I’ve always looked at Sendelingsdrift in the /Ai/Ais-Richtersveld Transfrontier Park as a place to be endured on the way to the excitements of Akkedis Pass, Domrogh Pass, Potjiespram, De Hoop and the wilderness camps inside the park. On a recent visit I discovered a reason to love your stopover here – the new Sendelingsdrift nature garden and herbarium.
This is the realm of plant fundi Pieter van Wyk and his sidekick Gavin Josop, who showed us around.
It’s early days yet but I loved the medicinal garden, planted with species that have been known for generations to have power to fix things like fever, headaches and stomach aches.
Part of the purpose of the nursery is to nurture threatened species and replant them in the park. Eventually it will sell some succulents and there will be a picnic spot, but the most important work being done here is the creation and cataloguing of a gene bank of Richtersveld plant species.
Are you wondering why this is so important?
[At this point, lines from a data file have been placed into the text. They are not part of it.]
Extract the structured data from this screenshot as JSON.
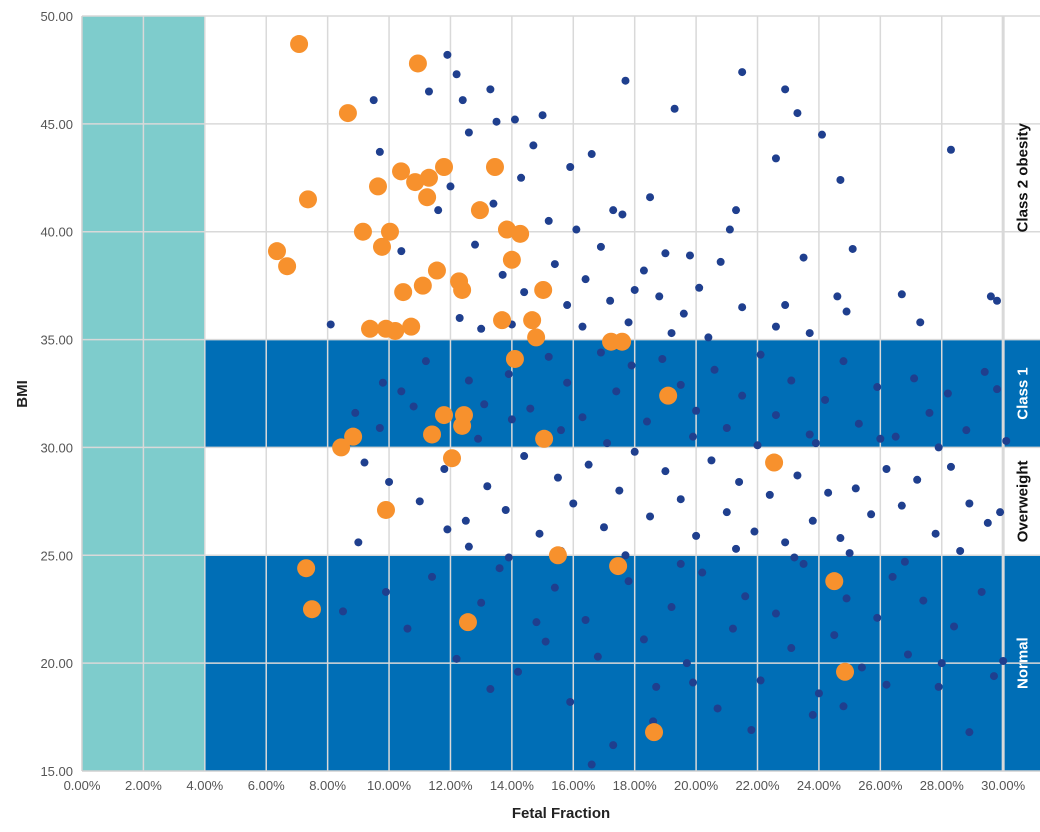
{
  "chart_data": {
    "type": "scatter",
    "title": "",
    "xlabel": "Fetal Fraction",
    "ylabel": "BMI",
    "xlim": [
      0,
      31.2
    ],
    "ylim": [
      15,
      50
    ],
    "x_ticks": [
      "0.00%",
      "2.00%",
      "4.00%",
      "6.00%",
      "8.00%",
      "10.00%",
      "12.00%",
      "14.00%",
      "16.00%",
      "18.00%",
      "20.00%",
      "22.00%",
      "24.00%",
      "26.00%",
      "28.00%",
      "30.00%"
    ],
    "y_ticks": [
      "15.00",
      "20.00",
      "25.00",
      "30.00",
      "35.00",
      "40.00",
      "45.00",
      "50.00"
    ],
    "grid": true,
    "colors": {
      "low_ff_band": "#7ecccc",
      "bmi_band": "#006eb6",
      "dark_points": "#1f3f8e",
      "highlight_points": "#f7912d"
    },
    "low_ff_region": [
      0,
      4
    ],
    "bmi_bands": [
      {
        "label": "Normal",
        "range": [
          15,
          25
        ],
        "shaded": true
      },
      {
        "label": "Overweight",
        "range": [
          25,
          30
        ],
        "shaded": false
      },
      {
        "label": "Class 1",
        "range": [
          30,
          35
        ],
        "shaded": true
      },
      {
        "label": "Class 2 obesity",
        "range": [
          35,
          50
        ],
        "shaded": false
      }
    ],
    "series": [
      {
        "points": [
          [
            8.1,
            35.7
          ],
          [
            9.5,
            46.1
          ],
          [
            9.7,
            43.7
          ],
          [
            10.4,
            39.1
          ],
          [
            11.3,
            46.5
          ],
          [
            11.9,
            48.2
          ],
          [
            12.2,
            47.3
          ],
          [
            12.4,
            46.1
          ],
          [
            12.6,
            44.6
          ],
          [
            13.3,
            46.6
          ],
          [
            13.5,
            45.1
          ],
          [
            14.1,
            45.2
          ],
          [
            14.7,
            44.0
          ],
          [
            15.0,
            45.4
          ],
          [
            15.9,
            43.0
          ],
          [
            16.6,
            43.6
          ],
          [
            17.3,
            41.0
          ],
          [
            17.7,
            47.0
          ],
          [
            18.5,
            41.6
          ],
          [
            19.3,
            45.7
          ],
          [
            21.5,
            47.4
          ],
          [
            22.6,
            43.4
          ],
          [
            22.9,
            46.6
          ],
          [
            23.3,
            45.5
          ],
          [
            24.1,
            44.5
          ],
          [
            24.7,
            42.4
          ],
          [
            28.3,
            43.8
          ],
          [
            11.6,
            41.0
          ],
          [
            12.0,
            42.1
          ],
          [
            13.4,
            41.3
          ],
          [
            14.3,
            42.5
          ],
          [
            15.2,
            40.5
          ],
          [
            16.1,
            40.1
          ],
          [
            16.9,
            39.3
          ],
          [
            17.6,
            40.8
          ],
          [
            18.3,
            38.2
          ],
          [
            19.0,
            39.0
          ],
          [
            19.8,
            38.9
          ],
          [
            20.8,
            38.6
          ],
          [
            21.1,
            40.1
          ],
          [
            21.3,
            41.0
          ],
          [
            23.5,
            38.8
          ],
          [
            25.1,
            39.2
          ],
          [
            12.8,
            39.4
          ],
          [
            13.7,
            38.0
          ],
          [
            14.4,
            37.2
          ],
          [
            15.4,
            38.5
          ],
          [
            15.8,
            36.6
          ],
          [
            16.4,
            37.8
          ],
          [
            17.2,
            36.8
          ],
          [
            18.0,
            37.3
          ],
          [
            18.8,
            37.0
          ],
          [
            19.6,
            36.2
          ],
          [
            20.1,
            37.4
          ],
          [
            21.5,
            36.5
          ],
          [
            22.9,
            36.6
          ],
          [
            24.6,
            37.0
          ],
          [
            24.9,
            36.3
          ],
          [
            26.7,
            37.1
          ],
          [
            27.3,
            35.8
          ],
          [
            29.6,
            37.0
          ],
          [
            29.8,
            36.8
          ],
          [
            12.3,
            36.0
          ],
          [
            13.0,
            35.5
          ],
          [
            14.0,
            35.7
          ],
          [
            16.3,
            35.6
          ],
          [
            17.8,
            35.8
          ],
          [
            19.2,
            35.3
          ],
          [
            20.4,
            35.1
          ],
          [
            22.6,
            35.6
          ],
          [
            23.7,
            35.3
          ],
          [
            9.8,
            33.0
          ],
          [
            10.4,
            32.6
          ],
          [
            11.2,
            34.0
          ],
          [
            12.6,
            33.1
          ],
          [
            13.1,
            32.0
          ],
          [
            13.9,
            33.4
          ],
          [
            14.6,
            31.8
          ],
          [
            15.2,
            34.2
          ],
          [
            15.8,
            33.0
          ],
          [
            16.3,
            31.4
          ],
          [
            16.9,
            34.4
          ],
          [
            17.4,
            32.6
          ],
          [
            17.9,
            33.8
          ],
          [
            18.4,
            31.2
          ],
          [
            18.9,
            34.1
          ],
          [
            19.5,
            32.9
          ],
          [
            20.0,
            31.7
          ],
          [
            20.6,
            33.6
          ],
          [
            21.0,
            30.9
          ],
          [
            21.5,
            32.4
          ],
          [
            22.1,
            34.3
          ],
          [
            22.6,
            31.5
          ],
          [
            23.1,
            33.1
          ],
          [
            23.7,
            30.6
          ],
          [
            24.2,
            32.2
          ],
          [
            24.8,
            34.0
          ],
          [
            25.3,
            31.1
          ],
          [
            25.9,
            32.8
          ],
          [
            26.5,
            30.5
          ],
          [
            27.1,
            33.2
          ],
          [
            27.6,
            31.6
          ],
          [
            28.2,
            32.5
          ],
          [
            28.8,
            30.8
          ],
          [
            29.4,
            33.5
          ],
          [
            29.8,
            32.7
          ],
          [
            30.1,
            30.3
          ],
          [
            9.2,
            29.3
          ],
          [
            10.0,
            28.4
          ],
          [
            11.0,
            27.5
          ],
          [
            11.8,
            29.0
          ],
          [
            12.5,
            26.6
          ],
          [
            13.2,
            28.2
          ],
          [
            13.8,
            27.1
          ],
          [
            14.4,
            29.6
          ],
          [
            14.9,
            26.0
          ],
          [
            15.5,
            28.6
          ],
          [
            16.0,
            27.4
          ],
          [
            16.5,
            29.2
          ],
          [
            17.0,
            26.3
          ],
          [
            17.5,
            28.0
          ],
          [
            18.0,
            29.8
          ],
          [
            18.5,
            26.8
          ],
          [
            19.0,
            28.9
          ],
          [
            19.5,
            27.6
          ],
          [
            20.0,
            25.9
          ],
          [
            20.5,
            29.4
          ],
          [
            21.0,
            27.0
          ],
          [
            21.4,
            28.4
          ],
          [
            21.9,
            26.1
          ],
          [
            22.4,
            27.8
          ],
          [
            22.9,
            25.6
          ],
          [
            23.3,
            28.7
          ],
          [
            23.8,
            26.6
          ],
          [
            24.3,
            27.9
          ],
          [
            24.7,
            25.8
          ],
          [
            25.2,
            28.1
          ],
          [
            25.7,
            26.9
          ],
          [
            26.2,
            29.0
          ],
          [
            26.7,
            27.3
          ],
          [
            27.2,
            28.5
          ],
          [
            27.8,
            26.0
          ],
          [
            28.3,
            29.1
          ],
          [
            28.9,
            27.4
          ],
          [
            29.5,
            26.5
          ],
          [
            29.9,
            27.0
          ],
          [
            8.5,
            22.4
          ],
          [
            9.9,
            23.3
          ],
          [
            10.6,
            21.6
          ],
          [
            11.4,
            24.0
          ],
          [
            12.2,
            20.2
          ],
          [
            13.0,
            22.8
          ],
          [
            13.6,
            24.4
          ],
          [
            14.2,
            19.6
          ],
          [
            14.8,
            21.9
          ],
          [
            15.4,
            23.5
          ],
          [
            15.9,
            18.2
          ],
          [
            16.4,
            22.0
          ],
          [
            16.8,
            20.3
          ],
          [
            17.3,
            16.2
          ],
          [
            17.8,
            23.8
          ],
          [
            18.3,
            21.1
          ],
          [
            18.7,
            18.9
          ],
          [
            19.2,
            22.6
          ],
          [
            19.7,
            20.0
          ],
          [
            20.2,
            24.2
          ],
          [
            20.7,
            17.9
          ],
          [
            21.2,
            21.6
          ],
          [
            21.6,
            23.1
          ],
          [
            22.1,
            19.2
          ],
          [
            22.6,
            22.3
          ],
          [
            23.1,
            20.7
          ],
          [
            23.5,
            24.6
          ],
          [
            24.0,
            18.6
          ],
          [
            24.5,
            21.3
          ],
          [
            24.9,
            23.0
          ],
          [
            25.4,
            19.8
          ],
          [
            25.9,
            22.1
          ],
          [
            26.4,
            24.0
          ],
          [
            26.9,
            20.4
          ],
          [
            27.4,
            22.9
          ],
          [
            27.9,
            18.9
          ],
          [
            28.4,
            21.7
          ],
          [
            28.9,
            16.8
          ],
          [
            29.3,
            23.3
          ],
          [
            29.7,
            19.4
          ],
          [
            30.0,
            20.1
          ],
          [
            16.6,
            15.3
          ],
          [
            18.6,
            17.3
          ],
          [
            24.8,
            18.0
          ],
          [
            13.3,
            18.8
          ],
          [
            15.1,
            21.0
          ],
          [
            19.9,
            19.1
          ],
          [
            21.8,
            16.9
          ],
          [
            23.8,
            17.6
          ],
          [
            26.2,
            19.0
          ],
          [
            28.0,
            20.0
          ],
          [
            12.6,
            25.4
          ],
          [
            13.9,
            24.9
          ],
          [
            15.6,
            25.2
          ],
          [
            17.7,
            25.0
          ],
          [
            19.5,
            24.6
          ],
          [
            21.3,
            25.3
          ],
          [
            23.2,
            24.9
          ],
          [
            25.0,
            25.1
          ],
          [
            26.8,
            24.7
          ],
          [
            28.6,
            25.2
          ],
          [
            9.0,
            25.6
          ],
          [
            11.9,
            26.2
          ],
          [
            8.9,
            31.6
          ],
          [
            9.7,
            30.9
          ],
          [
            10.8,
            31.9
          ],
          [
            12.9,
            30.4
          ],
          [
            14.0,
            31.3
          ],
          [
            15.6,
            30.8
          ],
          [
            17.1,
            30.2
          ],
          [
            19.9,
            30.5
          ],
          [
            22.0,
            30.1
          ],
          [
            23.9,
            30.2
          ],
          [
            26.0,
            30.4
          ],
          [
            27.9,
            30.0
          ]
        ]
      },
      {
        "points": [
          [
            7.07,
            48.7
          ],
          [
            8.66,
            45.5
          ],
          [
            10.94,
            47.8
          ],
          [
            7.36,
            41.5
          ],
          [
            6.35,
            39.1
          ],
          [
            6.68,
            38.4
          ],
          [
            9.64,
            42.1
          ],
          [
            10.39,
            42.8
          ],
          [
            10.85,
            42.3
          ],
          [
            11.3,
            42.5
          ],
          [
            11.79,
            43.0
          ],
          [
            11.24,
            41.6
          ],
          [
            9.15,
            40.0
          ],
          [
            10.03,
            40.0
          ],
          [
            9.77,
            39.3
          ],
          [
            12.96,
            41.0
          ],
          [
            13.45,
            43.0
          ],
          [
            13.84,
            40.1
          ],
          [
            14.27,
            39.9
          ],
          [
            14.0,
            38.7
          ],
          [
            11.56,
            38.2
          ],
          [
            12.28,
            37.7
          ],
          [
            12.38,
            37.3
          ],
          [
            11.1,
            37.5
          ],
          [
            10.46,
            37.2
          ],
          [
            15.02,
            37.3
          ],
          [
            9.38,
            35.5
          ],
          [
            9.9,
            35.5
          ],
          [
            10.2,
            35.4
          ],
          [
            10.72,
            35.6
          ],
          [
            13.68,
            35.9
          ],
          [
            14.66,
            35.9
          ],
          [
            14.79,
            35.1
          ],
          [
            17.23,
            34.9
          ],
          [
            17.59,
            34.9
          ],
          [
            14.1,
            34.1
          ],
          [
            19.09,
            32.4
          ],
          [
            11.79,
            31.5
          ],
          [
            12.44,
            31.5
          ],
          [
            12.38,
            31.0
          ],
          [
            11.4,
            30.6
          ],
          [
            15.05,
            30.4
          ],
          [
            8.83,
            30.5
          ],
          [
            8.44,
            30.0
          ],
          [
            12.05,
            29.5
          ],
          [
            22.54,
            29.3
          ],
          [
            9.9,
            27.1
          ],
          [
            15.5,
            25.0
          ],
          [
            17.46,
            24.5
          ],
          [
            7.3,
            24.4
          ],
          [
            7.49,
            22.5
          ],
          [
            12.57,
            21.9
          ],
          [
            24.5,
            23.8
          ],
          [
            24.85,
            19.6
          ],
          [
            18.63,
            16.8
          ]
        ]
      }
    ]
  }
}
Well, about 7% of Richtersveld plants are on the Red Data list of threatened species and 29% of the plants that occur here grow nowhere else on earth.
Pieter, who grew up in the area, spends hours and hours hiking the Richtersveld in search of plants to document. Over the past few years he has been writing an identification guide to some 1400 Richtersveld plants (hopefully to be published later this year).
We learned that on one of his forays he searched to rediscover Conophytum ernstii, which had been lost to the scientific world since the late 1980s. Although it looks very similar to another Conophytum species, Pieter recognised the distinctive white dot in the centre. ‘The species population is stable, with no threats where it lives on a small upper slope of Sandberg inside the park,’ he later confirmed.
Next time you visit Sendelingsdrift, take some time to appreciate the rock garden in front of the nursery and herbarium. You’ll find it on the right hand side just before the campsite. Most of these plants were saved from the mine area before mining began. See how beautiful they are with a little water from the river and try to remember some of the names on the info plaques.